Syria warned the United States on Monday not to extend its air war against radical Islamist militants into Syria, saying that it would regard any attempt to do so as an act of “aggression.” The warning came a day after fighters with the Islamic State group overran another important Syrian military facility, putting them in full control of the north-central province of Raqqah.
American photojournalist James Foley was held for much of his captivity in the province before he was beheaded last week by a masked Islamic State guard with a British accent. Raqqah is also the site of a failed rescue attempt earlier this summer in which Delta Force commandos sought to snatch Foley and a group of other Americans held by the Islamic State from a prison east of the city of Raqqah, according to U.S. officials and witnesses in the area.
U.S. officials have not ruled out extending the airstrikes launched in Iraq earlier this month into Syria, where the Islamic State has been battling the government of Syrian President Bashar al-Assad.
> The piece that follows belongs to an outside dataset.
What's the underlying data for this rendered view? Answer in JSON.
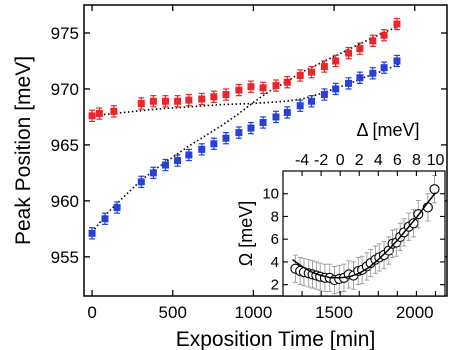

On Monday, Syrian Foreign Minister Walid al-Moualem signaled that Damascus would not be prepared to tolerate unilateral action against the extremists even in the parts of the country that the government no longer controls.
He told reporters that his government was “ready to cooperate and coordinate on the regional and international level in the war on terror.” But fighting terrorism should be undertaken in cooperation with the Syrian government, “not through transgression against countries’ sovereignty,” he said. “Any breach of Syrian sovereignty by any side constitutes an act of aggression,” he added.